Auto-bidding and Auctions in Online Advertising: A Survey
Gagan Aggarwal, Ashwinkumar Badanidiyuru, Santiago R. Balseiro, Kshipra Bhawalkar, Yuan Deng, Zhe Feng, Gagan Goel, Christopher Liaw, Haihao Lu, Mohammad Mahdian, Jieming Mao, Aranyak Mehta, Vahab Mirrokni, Renato Paes Leme, Andres Perlroth, Georgios Piliouras, Jon Schneider, Ariel Schvartzman, Balasubramanian Sivan, Kelly Spendlove, Yifeng Teng, Di Wang, Hanrui Zhang, Mingfei Zhao, Wennan Zhu, Song Zuo
TL;DR
This survey analyzes autobidding in online advertising, focusing on how automated bids interact with auction design, budgets, and RoS constraints. It develops a unified framework for bidder and auctioneer problems, derives optimal bidding rules via LP duality, and surveys online learning algorithms under truthful and non-truthful auctions. The paper compiles results on equilibria, PoA across basic and enhanced formats, and revenue-optimal auction design under various information structures, including ML-advice and interdependent settings. It also discusses multi-channel and empirical aspects, highlighting practical impacts on welfare, revenue, and platform strategies.

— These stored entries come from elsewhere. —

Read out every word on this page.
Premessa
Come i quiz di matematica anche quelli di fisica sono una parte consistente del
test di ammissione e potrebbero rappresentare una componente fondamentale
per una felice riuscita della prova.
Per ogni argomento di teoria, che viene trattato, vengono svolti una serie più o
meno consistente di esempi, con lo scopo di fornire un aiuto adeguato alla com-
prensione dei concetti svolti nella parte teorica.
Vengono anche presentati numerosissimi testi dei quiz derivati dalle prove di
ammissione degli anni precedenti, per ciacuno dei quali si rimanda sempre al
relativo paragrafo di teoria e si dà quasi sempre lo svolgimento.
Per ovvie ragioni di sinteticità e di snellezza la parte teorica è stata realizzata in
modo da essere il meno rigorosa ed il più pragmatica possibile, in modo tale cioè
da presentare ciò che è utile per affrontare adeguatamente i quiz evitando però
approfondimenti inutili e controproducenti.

Overall, the work offers a cohesive view of theory and empirical findings for designing efficient autobidding-enabled markets.
Abstract
In this survey, we summarize recent developments in research fueled by the growing adoption of automated bidding strategies in online advertising. We explore the challenges and opportunities that have arisen as markets embrace this autobidding and cover a range of topics in this area, including bidding algorithms, equilibrium analysis and efficiency of common auction formats, and optimal auction design.